The Case for Engaged Justices

George Will is on his game today.
In our democracy, the legislature's policymaking power "though unrivaled, is not unlimited." The Constitution reigns supreme: "There must remain judicially enforceable constraints on legislative actions that are irreconcilable with constitutional commands."

Thus a legislature's judgment that a measure is desirable does not relieve a court of the duty to judge whether it is constitutional. "The political branches decide if laws pass; courts decide if laws pass muster," wrote Willett. Judges must recognize that legislators' policymaking primacy "is not constitutional carte blanche to regulate all spheres of everyday life; pre-eminence does not equal omnipotence."
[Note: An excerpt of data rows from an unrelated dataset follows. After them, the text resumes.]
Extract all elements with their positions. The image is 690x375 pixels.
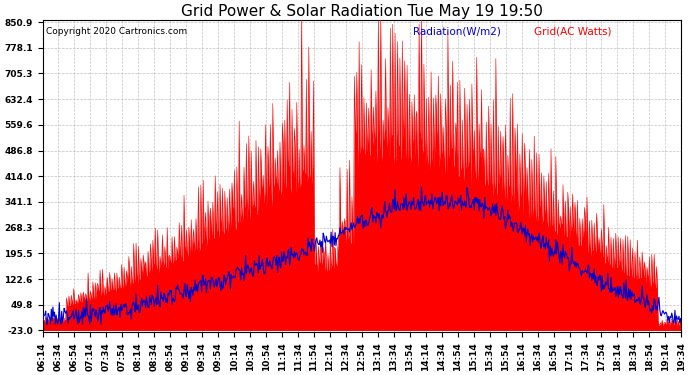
- Title: Grid Power & Solar Radiation Tue May 19 19:50: Grid Power & Solar Radiation Tue May 19 …: [181, 4, 543, 19]
- Text: Radiation(W/m2): Radiation(W/m2): [413, 27, 501, 37]
- Text: Copyright 2020 Cartronics.com: Copyright 2020 Cartronics.com: [46, 27, 187, 36]
- Text: Grid(AC Watts): Grid(AC Watts): [534, 27, 612, 37]
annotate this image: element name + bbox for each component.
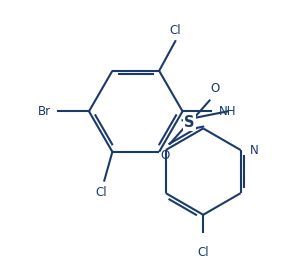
Text: O: O — [210, 82, 219, 95]
Text: NH: NH — [219, 105, 236, 118]
Text: O: O — [160, 149, 169, 162]
Text: Cl: Cl — [96, 186, 107, 199]
Text: S: S — [184, 115, 195, 130]
Text: Br: Br — [38, 105, 51, 118]
Text: Cl: Cl — [198, 246, 209, 258]
Text: Cl: Cl — [170, 24, 181, 37]
Text: N: N — [250, 143, 258, 157]
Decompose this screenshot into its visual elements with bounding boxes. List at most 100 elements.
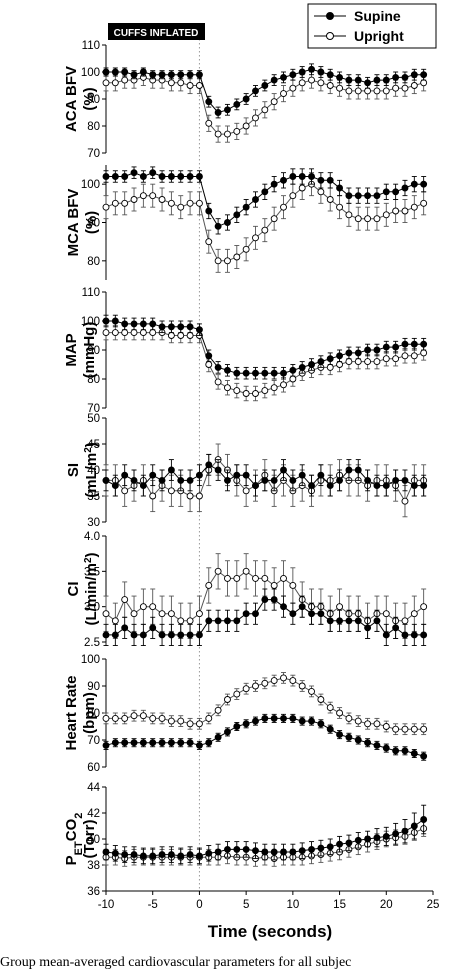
- ci-upright-point: [401, 617, 409, 625]
- panel-petco2: 36 38 40 42 44 PETCO2(Torr): [63, 782, 428, 898]
- hr-supine-point: [224, 728, 231, 736]
- si-supine-point: [233, 471, 241, 479]
- ci-supine-point: [317, 610, 325, 618]
- x-tick-label: -5: [148, 899, 158, 911]
- ci-supine-point: [167, 631, 175, 639]
- mca-y-tick-label: 100: [81, 179, 100, 191]
- map-supine-point: [392, 343, 400, 351]
- map-supine-point: [420, 340, 428, 348]
- aca-upright-point: [354, 87, 362, 95]
- x-axis-label: Time (seconds): [208, 922, 332, 941]
- ci-y-tick-label: 3.5: [84, 566, 100, 578]
- legend-marker-upright: [326, 32, 334, 40]
- mca-upright-point: [373, 215, 381, 223]
- ci-supine-point: [308, 610, 315, 618]
- aca-supine-point: [345, 76, 353, 84]
- hr-upright-point: [186, 720, 194, 728]
- si-supine-point: [410, 482, 418, 490]
- ci-y-label-line-2: (L/min/m2): [83, 552, 101, 625]
- mca-upright-point: [149, 192, 157, 200]
- aca-y-tick-label: 90: [87, 94, 100, 106]
- petco2-y-tick-label: 44: [87, 782, 100, 794]
- mca-supine-point: [177, 173, 185, 180]
- hr-upright-point: [130, 712, 138, 720]
- legend-label-upright: Upright: [354, 28, 404, 44]
- aca-upright-point: [373, 87, 381, 95]
- map-y-label-line-2: (mmHg): [81, 322, 98, 379]
- si-supine-point: [345, 466, 353, 474]
- aca-upright-point: [364, 87, 372, 95]
- si-supine-point: [111, 482, 119, 490]
- hr-upright-point: [280, 674, 287, 682]
- ci-supine-point: [336, 617, 344, 625]
- aca-upright-point: [382, 87, 390, 95]
- si-y-label-line-1: SI: [65, 463, 82, 477]
- aca-supine-point: [373, 76, 381, 84]
- aca-upright-point: [410, 82, 418, 89]
- aca-supine-point: [158, 71, 166, 79]
- petco2-supine-point: [139, 852, 147, 860]
- aca-supine-point: [382, 76, 390, 84]
- hr-upright-point: [121, 714, 129, 722]
- si-upright-point: [121, 487, 129, 495]
- si-supine-point: [270, 476, 278, 484]
- si-supine-point: [364, 476, 372, 484]
- si-supine-point: [392, 476, 400, 484]
- map-upright-point: [336, 361, 344, 368]
- map-y-tick-label: 70: [87, 403, 100, 415]
- si-supine-point: [326, 482, 334, 490]
- hr-supine-point: [382, 744, 390, 752]
- map-supine-point: [336, 352, 344, 360]
- ci-upright-point: [121, 596, 129, 604]
- petco2-supine-point: [354, 836, 362, 844]
- aca-supine-point: [214, 109, 222, 116]
- si-supine-point: [224, 476, 231, 484]
- ci-supine-point: [186, 631, 194, 639]
- hr-upright-point: [382, 723, 390, 730]
- map-supine-point: [177, 323, 185, 331]
- map-supine-point: [252, 369, 259, 377]
- hr-supine-point: [242, 720, 250, 728]
- mca-supine-point: [308, 173, 315, 180]
- ci-upright-point: [382, 610, 390, 618]
- mca-supine-point: [289, 173, 297, 180]
- aca-series-upright: [102, 68, 428, 143]
- hr-supine-point: [280, 714, 287, 722]
- si-supine-point: [205, 461, 213, 469]
- map-supine-point: [382, 343, 390, 351]
- petco2-supine-point: [111, 849, 119, 857]
- hr-y-tick-label: 100: [81, 654, 100, 666]
- legend-label-supine: Supine: [354, 8, 401, 24]
- hr-upright-point: [139, 712, 147, 720]
- hr-y-tick-label: 80: [87, 708, 100, 720]
- hr-upright-point: [270, 677, 278, 685]
- petco2-supine-point: [252, 847, 259, 855]
- map-y-tick-label: 90: [87, 345, 100, 357]
- mca-upright-point: [261, 226, 269, 234]
- mca-y-label-line-1: MCA BFV: [65, 189, 82, 257]
- hr-upright-point: [177, 717, 185, 725]
- ci-supine-point: [205, 617, 213, 625]
- mca-upright-point: [242, 245, 250, 253]
- map-upright-point: [242, 390, 250, 397]
- mca-supine-point: [326, 176, 334, 184]
- cuffs-inflated-label: CUFFS INFLATED: [114, 28, 199, 39]
- hr-upright-point: [326, 704, 334, 712]
- hr-supine-point: [214, 733, 222, 741]
- mca-upright-point: [205, 238, 213, 246]
- aca-upright-point: [326, 82, 334, 89]
- hr-supine-point: [111, 739, 119, 747]
- petco2-supine-point: [233, 845, 241, 853]
- mca-upright-point: [195, 199, 203, 207]
- si-y-tick-label: 35: [87, 491, 100, 503]
- aca-supine-point: [242, 95, 250, 103]
- mca-upright-point: [336, 203, 344, 211]
- map-supine-point: [167, 323, 175, 331]
- hr-supine-point: [158, 739, 166, 747]
- map-supine-point: [364, 346, 372, 354]
- hr-upright-point: [364, 720, 372, 728]
- ci-supine-point: [158, 631, 166, 639]
- si-supine-point: [261, 476, 269, 484]
- map-supine-point: [410, 340, 418, 348]
- hr-supine-point: [410, 750, 418, 757]
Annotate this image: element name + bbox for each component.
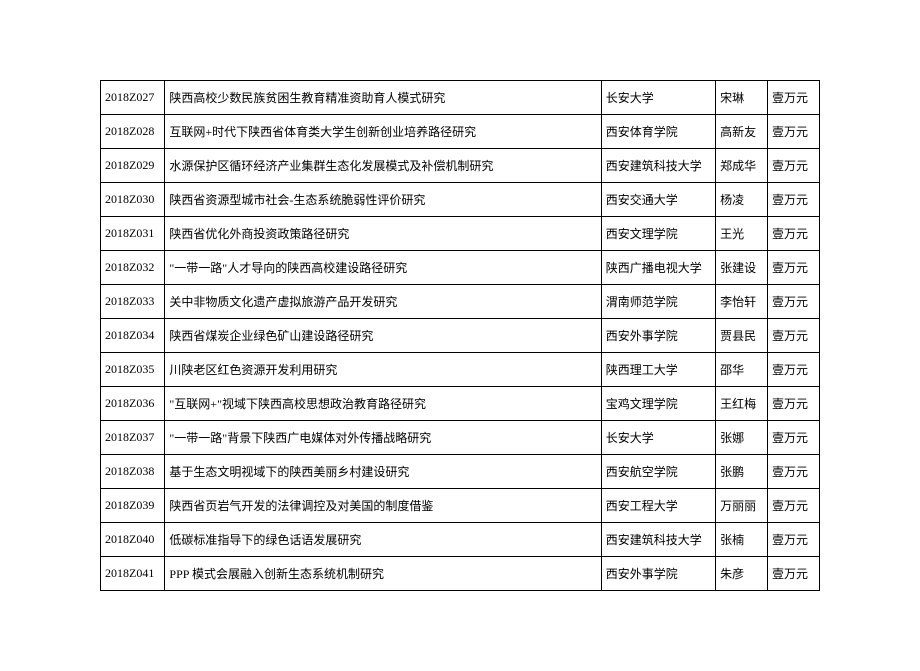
cell-id: 2018Z028: [101, 115, 165, 149]
cell-org: 陕西广播电视大学: [601, 251, 715, 285]
cell-org: 长安大学: [601, 421, 715, 455]
cell-title: "一带一路"背景下陕西广电媒体对外传播战略研究: [165, 421, 601, 455]
cell-amount: 壹万元: [768, 319, 820, 353]
cell-title: 水源保护区循环经济产业集群生态化发展模式及补偿机制研究: [165, 149, 601, 183]
cell-id: 2018Z038: [101, 455, 165, 489]
cell-org: 西安建筑科技大学: [601, 523, 715, 557]
cell-person: 朱彦: [716, 557, 768, 591]
cell-person: 张娜: [716, 421, 768, 455]
cell-org: 西安体育学院: [601, 115, 715, 149]
cell-person: 张鹏: [716, 455, 768, 489]
cell-org: 宝鸡文理学院: [601, 387, 715, 421]
cell-title: 关中非物质文化遗产虚拟旅游产品开发研究: [165, 285, 601, 319]
cell-title: 低碳标准指导下的绿色话语发展研究: [165, 523, 601, 557]
cell-amount: 壹万元: [768, 149, 820, 183]
cell-person: 贾县民: [716, 319, 768, 353]
table-row: 2018Z037 "一带一路"背景下陕西广电媒体对外传播战略研究 长安大学 张娜…: [101, 421, 820, 455]
cell-amount: 壹万元: [768, 115, 820, 149]
table-row: 2018Z036 "互联网+"视域下陕西高校思想政治教育路径研究 宝鸡文理学院 …: [101, 387, 820, 421]
table-row: 2018Z041 PPP 模式会展融入创新生态系统机制研究 西安外事学院 朱彦 …: [101, 557, 820, 591]
table-row: 2018Z029 水源保护区循环经济产业集群生态化发展模式及补偿机制研究 西安建…: [101, 149, 820, 183]
table-row: 2018Z035 川陕老区红色资源开发利用研究 陕西理工大学 邵华 壹万元: [101, 353, 820, 387]
cell-amount: 壹万元: [768, 557, 820, 591]
research-projects-table: 2018Z027 陕西高校少数民族贫困生教育精准资助育人模式研究 长安大学 宋琳…: [100, 80, 820, 591]
cell-id: 2018Z027: [101, 81, 165, 115]
cell-amount: 壹万元: [768, 489, 820, 523]
cell-title: 互联网+时代下陕西省体育类大学生创新创业培养路径研究: [165, 115, 601, 149]
cell-title: 陕西高校少数民族贫困生教育精准资助育人模式研究: [165, 81, 601, 115]
cell-person: 王红梅: [716, 387, 768, 421]
cell-id: 2018Z036: [101, 387, 165, 421]
cell-amount: 壹万元: [768, 353, 820, 387]
cell-org: 西安外事学院: [601, 557, 715, 591]
cell-title: 陕西省资源型城市社会-生态系统脆弱性评价研究: [165, 183, 601, 217]
cell-person: 张建设: [716, 251, 768, 285]
cell-title: 川陕老区红色资源开发利用研究: [165, 353, 601, 387]
cell-person: 张楠: [716, 523, 768, 557]
table-row: 2018Z027 陕西高校少数民族贫困生教育精准资助育人模式研究 长安大学 宋琳…: [101, 81, 820, 115]
cell-title: 陕西省优化外商投资政策路径研究: [165, 217, 601, 251]
table-row: 2018Z039 陕西省页岩气开发的法律调控及对美国的制度借鉴 西安工程大学 万…: [101, 489, 820, 523]
cell-amount: 壹万元: [768, 455, 820, 489]
cell-id: 2018Z035: [101, 353, 165, 387]
cell-id: 2018Z032: [101, 251, 165, 285]
cell-amount: 壹万元: [768, 217, 820, 251]
cell-id: 2018Z037: [101, 421, 165, 455]
cell-person: 高新友: [716, 115, 768, 149]
cell-person: 邵华: [716, 353, 768, 387]
cell-amount: 壹万元: [768, 285, 820, 319]
table-row: 2018Z040 低碳标准指导下的绿色话语发展研究 西安建筑科技大学 张楠 壹万…: [101, 523, 820, 557]
cell-title: 陕西省煤炭企业绿色矿山建设路径研究: [165, 319, 601, 353]
cell-person: 杨凌: [716, 183, 768, 217]
cell-org: 长安大学: [601, 81, 715, 115]
cell-title: 陕西省页岩气开发的法律调控及对美国的制度借鉴: [165, 489, 601, 523]
cell-amount: 壹万元: [768, 387, 820, 421]
table-row: 2018Z038 基于生态文明视域下的陕西美丽乡村建设研究 西安航空学院 张鹏 …: [101, 455, 820, 489]
cell-org: 西安工程大学: [601, 489, 715, 523]
cell-id: 2018Z039: [101, 489, 165, 523]
cell-person: 李怡轩: [716, 285, 768, 319]
cell-id: 2018Z030: [101, 183, 165, 217]
table-row: 2018Z030 陕西省资源型城市社会-生态系统脆弱性评价研究 西安交通大学 杨…: [101, 183, 820, 217]
cell-org: 西安航空学院: [601, 455, 715, 489]
cell-id: 2018Z033: [101, 285, 165, 319]
table-row: 2018Z032 "一带一路"人才导向的陕西高校建设路径研究 陕西广播电视大学 …: [101, 251, 820, 285]
table-body: 2018Z027 陕西高校少数民族贫困生教育精准资助育人模式研究 长安大学 宋琳…: [101, 81, 820, 591]
cell-org: 西安建筑科技大学: [601, 149, 715, 183]
cell-id: 2018Z031: [101, 217, 165, 251]
table-row: 2018Z031 陕西省优化外商投资政策路径研究 西安文理学院 王光 壹万元: [101, 217, 820, 251]
cell-id: 2018Z034: [101, 319, 165, 353]
cell-org: 渭南师范学院: [601, 285, 715, 319]
cell-amount: 壹万元: [768, 81, 820, 115]
cell-title: PPP 模式会展融入创新生态系统机制研究: [165, 557, 601, 591]
cell-title: "互联网+"视域下陕西高校思想政治教育路径研究: [165, 387, 601, 421]
cell-amount: 壹万元: [768, 523, 820, 557]
table-row: 2018Z033 关中非物质文化遗产虚拟旅游产品开发研究 渭南师范学院 李怡轩 …: [101, 285, 820, 319]
cell-person: 郑成华: [716, 149, 768, 183]
cell-person: 万丽丽: [716, 489, 768, 523]
cell-amount: 壹万元: [768, 421, 820, 455]
cell-org: 西安文理学院: [601, 217, 715, 251]
cell-person: 王光: [716, 217, 768, 251]
table-row: 2018Z028 互联网+时代下陕西省体育类大学生创新创业培养路径研究 西安体育…: [101, 115, 820, 149]
cell-org: 西安外事学院: [601, 319, 715, 353]
cell-amount: 壹万元: [768, 183, 820, 217]
cell-title: "一带一路"人才导向的陕西高校建设路径研究: [165, 251, 601, 285]
table-row: 2018Z034 陕西省煤炭企业绿色矿山建设路径研究 西安外事学院 贾县民 壹万…: [101, 319, 820, 353]
cell-person: 宋琳: [716, 81, 768, 115]
cell-title: 基于生态文明视域下的陕西美丽乡村建设研究: [165, 455, 601, 489]
cell-amount: 壹万元: [768, 251, 820, 285]
cell-org: 陕西理工大学: [601, 353, 715, 387]
cell-id: 2018Z029: [101, 149, 165, 183]
cell-org: 西安交通大学: [601, 183, 715, 217]
cell-id: 2018Z040: [101, 523, 165, 557]
cell-id: 2018Z041: [101, 557, 165, 591]
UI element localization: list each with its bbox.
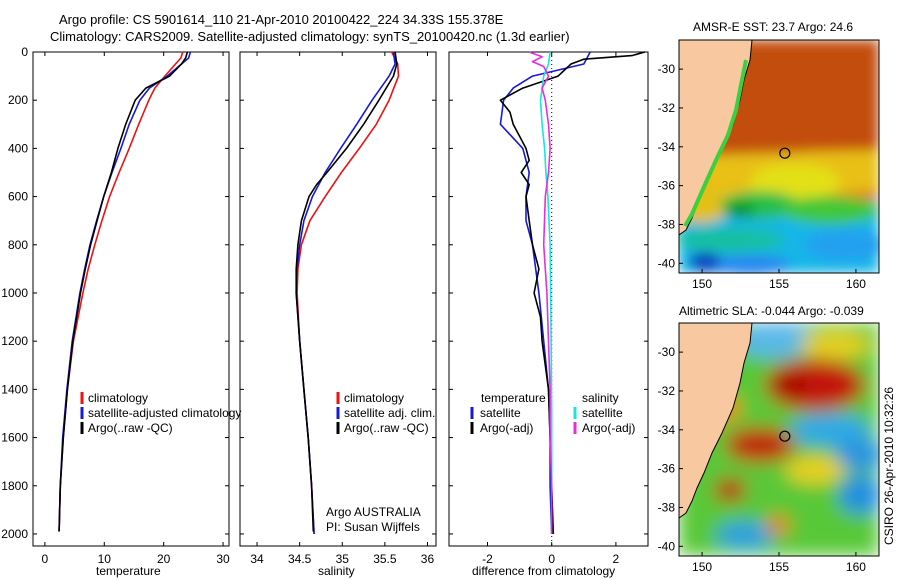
legend-label: Argo(..raw -QC) [344, 421, 429, 435]
map-y-tick-label: -30 [658, 62, 676, 76]
y-tick-label: 400 [8, 141, 28, 155]
map-y-tick-label: -40 [658, 539, 676, 553]
legend-label: Argo(..raw -QC) [88, 421, 173, 435]
x-tick-label: 36 [421, 552, 435, 566]
x-tick-label: 30 [216, 552, 230, 566]
map-x-tick-label: 160 [846, 277, 866, 291]
series-line [296, 51, 400, 535]
argo-float-marker [779, 430, 791, 442]
sla-land [679, 323, 752, 518]
x-tick-label: 0 [42, 552, 49, 566]
series-line [58, 51, 189, 532]
sst-map-title: AMSR-E SST: 23.7 Argo: 24.6 [693, 20, 853, 34]
argo-credit-line2: PI: Susan Wijffels [326, 520, 420, 534]
csiro-timestamp: CSIRO 26-Apr-2010 10:32:26 [882, 387, 896, 545]
map-x-tick-label: 155 [769, 560, 789, 574]
difference-legend: temperature satellite Argo(-adj) salinit… [470, 391, 635, 435]
y-tick-label: 200 [8, 93, 28, 107]
legend-label: Argo(-adj) [582, 421, 635, 435]
temperature-chart: 0 10 20 30 0 200 400 600 800 1000 1200 1400 1600 1800… [1, 45, 230, 566]
sla-map-title: Altimetric SLA: -0.044 Argo: -0.039 [679, 304, 864, 318]
sst-map-axes: 150 155 160 -30 -32 -34 -36 -38 -40 [658, 62, 867, 291]
salinity-panel-frame [239, 51, 437, 547]
x-tick-label: -2 [482, 552, 493, 566]
y-tick-label: 2000 [1, 527, 28, 541]
figure-title-line2: Climatology: CARS2009. Satellite-adjuste… [50, 29, 570, 44]
y-tick-label: 1000 [1, 286, 28, 300]
sst-land [679, 40, 752, 235]
legend-label: satellite [480, 406, 521, 420]
y-tick-label: 1800 [1, 479, 28, 493]
x-tick-label: 35.5 [373, 552, 397, 566]
y-tick-label: 1200 [1, 334, 28, 348]
difference-panel-frame [448, 51, 649, 547]
map-y-tick-label: -40 [658, 256, 676, 270]
map-y-tick-label: -32 [658, 101, 676, 115]
map-y-tick-label: -38 [658, 500, 676, 514]
series-line [58, 51, 192, 532]
salinity-legend: climatology satellite adj. clim. Argo(..… [336, 391, 435, 435]
series-line [539, 51, 553, 534]
series-line [499, 51, 646, 535]
salinity-axis-label: salinity [318, 564, 355, 578]
series-line [295, 51, 396, 535]
x-tick-label: 34.5 [288, 552, 312, 566]
x-tick-label: 20 [157, 552, 171, 566]
map-y-tick-label: -32 [658, 384, 676, 398]
map-x-tick-label: 150 [692, 560, 712, 574]
temperature-legend: climatology satellite-adjusted climatolo… [80, 391, 241, 435]
series-line [528, 51, 553, 534]
figure-title-line1: Argo profile: CS 5901614_110 21-Apr-2010… [59, 12, 504, 27]
map-x-tick-label: 155 [769, 277, 789, 291]
map-x-tick-label: 160 [846, 560, 866, 574]
map-y-tick-label: -38 [658, 217, 676, 231]
y-tick-label: 1400 [1, 382, 28, 396]
map-x-tick-label: 150 [692, 277, 712, 291]
legend-label: satellite-adjusted climatology [88, 406, 241, 420]
legend-label: satellite [582, 406, 623, 420]
sst-map: 150 155 160 -30 -32 -34 -36 -38 -40 [658, 39, 880, 291]
series-line [58, 51, 184, 532]
sst-shelf [683, 59, 748, 228]
x-tick-label: 0 [548, 552, 555, 566]
legend-label: climatology [344, 391, 404, 405]
salinity-chart: 34 34.5 35 35.5 36 [240, 51, 436, 566]
sla-map-axes: 150 155 160 -30 -32 -34 -36 -38 -40 [658, 345, 867, 574]
x-tick-label: 2 [613, 552, 620, 566]
legend-label: satellite adj. clim. [344, 406, 435, 420]
map-y-tick-label: -36 [658, 462, 676, 476]
legend-heading-salinity: salinity [582, 391, 619, 405]
legend-heading-temperature: temperature [481, 391, 546, 405]
x-tick-label: 10 [98, 552, 112, 566]
argo-float-marker [779, 147, 791, 159]
sla-coastline [679, 323, 753, 519]
y-tick-label: 1600 [1, 431, 28, 445]
difference-chart: -2 0 2 [449, 51, 648, 566]
argo-credit-line1: Argo AUSTRALIA [326, 505, 421, 519]
x-tick-label: 35 [336, 552, 350, 566]
y-tick-label: 0 [21, 45, 28, 59]
x-tick-label: 34 [250, 552, 264, 566]
sla-map: 150 155 160 -30 -32 -34 -36 -38 -40 [658, 322, 880, 574]
map-y-tick-label: -34 [658, 140, 676, 154]
map-y-tick-label: -34 [658, 423, 676, 437]
y-tick-label: 800 [8, 238, 28, 252]
y-tick-label: 600 [8, 190, 28, 204]
temperature-axis-label: temperature [96, 564, 161, 578]
legend-label: climatology [88, 391, 148, 405]
legend-label: Argo(-adj) [480, 421, 533, 435]
series-line [295, 51, 398, 532]
map-y-tick-label: -36 [658, 179, 676, 193]
map-y-tick-label: -30 [658, 345, 676, 359]
difference-axis-label: difference from climatology [472, 564, 615, 578]
temperature-panel-frame [32, 51, 230, 547]
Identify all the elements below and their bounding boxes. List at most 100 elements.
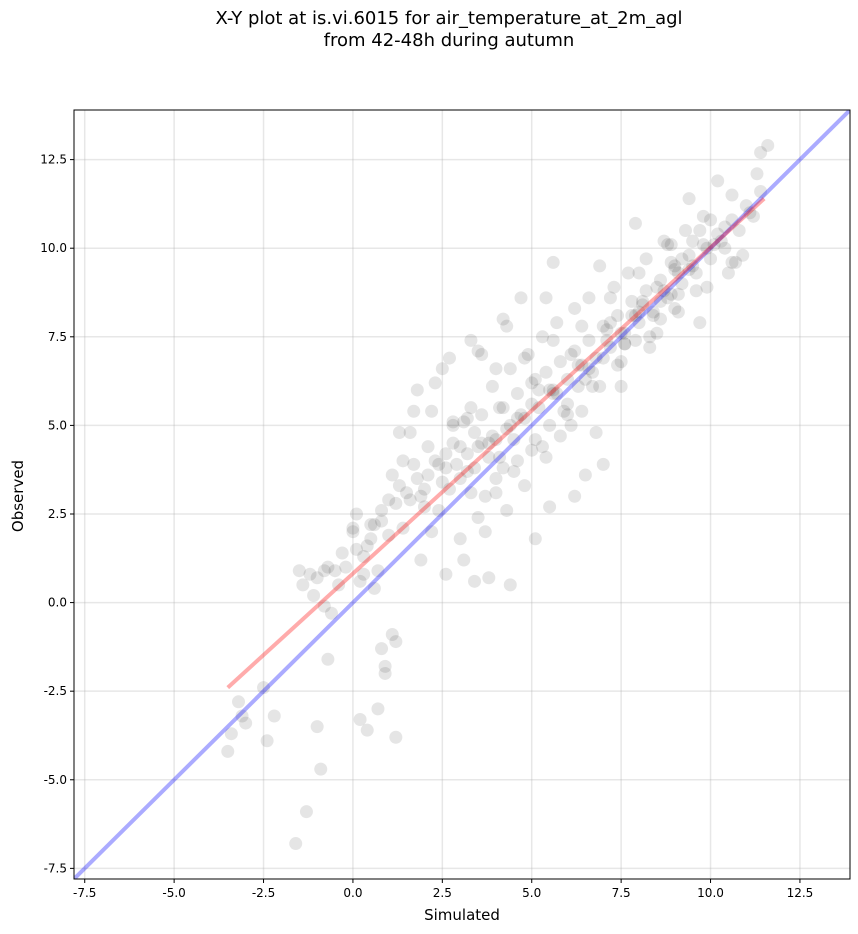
data-point: [317, 599, 331, 613]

What Willett says of the states' police power is applicable to Congress's power under the commerce clause: "When police power becomes a convenient talisman waved to short-circuit our constitutional design, deference devolves into dereliction." And: "If legislators come to believe that police power is an ever-present constitutional trump card they can play whenever it suits them, overreaching is inexorable."

The judiciary's role as referee of constitutional disputes is, Willett says, "confined yet consequential." But, "If judicial review means anything, it is that judicial restraint does not allow everything." And there can come a "constitutional tipping point" where, by excessive deference to a legislature in the face of a constitutional limitation, "adjudication more resembles abdication." Then a state's police power (or Congress's power under the commerce clause) can "extinguish constitutional liberties with nonchalance."